C’est nous qui créons notre souffrance et c’est nous qui l’entretenons. Si nous souhaitons sincèrement nous en défaire, nous devons observer attentivement notre esprit pour avoir une claire vision de ce qui s’y passe. Quels sont pour nous les éléments déclencheurs de souffrance ? Ils sont innombrables, mais il n’y a que deux réactions possibles : l’équanimité ou la saisie.

Nous pouvons apprendre de tout. Aujourd’hui, certaines anagarikā (novices) ont dû patienter longtemps, ce qui a été une occasion de pratiquer la patience. Que cet exercice ait été fructueux ou non, cela n’a pas tellement d’importance ; ce qui importe, c’est de saisir les occasions d’apprendre. Tout ce que nous faisons est un exercice, c’est notre but en tant qu’êtres humains. C’est l’unique raison pour laquelle nous sommes là : employer le temps que nous passons sur cette petite planète à apprendre et à grandir. On pourrait appeler cela une formation continue pour adultes. Toutes les autres notions que nous pouvons avoir sur le but de l’existence sont erronées. 

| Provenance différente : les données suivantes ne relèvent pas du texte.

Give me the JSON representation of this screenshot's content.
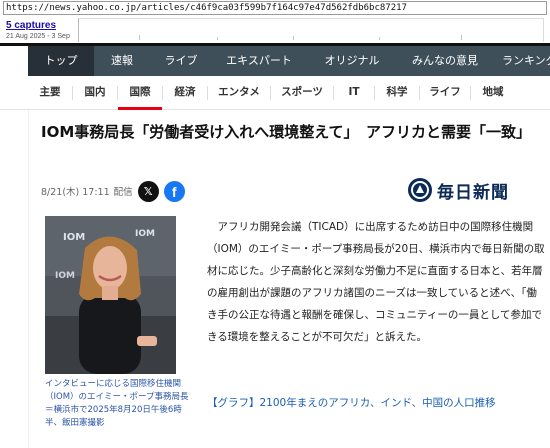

Nous ne sommes que des invités ici, et nous jouons ce rôle pendant une durée déterminée. Si nous employons notre temps à mieux nous comprendre en utilisant nos attirances et nos répulsions, nos résistances, nos rejets, nos soucis et nos peurs, alors nous faisons le meilleur usage de cette vie. Vivre ainsi est un art. Le Bouddha nommait cela le « sentiment d’urgence » (samvega), le sentiment d’avoir à travailler sur soi maintenant, et non de reporter cette tâche à un hypothétique futur où nous aurions davantage de temps. Tout peut être l’occasion d’apprendre et le seul moment pour le faire, c’est maintenant.

Quand nous rencontrons notre vieil ami dukkha, nous devons lui demander : « D’où viens-tu ? » Et, après avoir reçu une réponse, nous devons reposer la question encore et encore. La réponse sera toujours plus profonde. Il n’y a qu’une seule vraie réponse, mais nous ne l’obtiendrons pas immédiatement. Nous devons passer par plusieurs réponses successives avant d’atteindre la réponse ultime, c’est-à-dire le « moi ». Quand nous arrivons à cette réponse, nous savons que nous sommes arrivés au bout du questionnement et au début de la vision intérieure. Nous pouvons alors essayer de voir comment le « moi » a encore produit dukkha. Comment s’y est-il pris ? Comment a-t-il réagi ? Quand nous mettons le doigt sur la cause, il devient possible de lâcher cette vision fausse des choses. Ayant vu par nous-mêmes la cause et ses effets, nous ne l’oublierons jamais. Une à une, les gouttes d’eau remplissent un seau ; petit à petit, nous nous purifions. Chaque instant vaut la peine d’être vécu.

Plus nous prenons conscience de la valeur de chaque instant, plus notre énergie grandit. Il n’y a pas de temps perdu, chaque seconde est importante, si on en fait bon usage. Une énergie considérable peut naître quand tout cela s’additionne en une vie qui est vécue de la meilleure manière qui soit.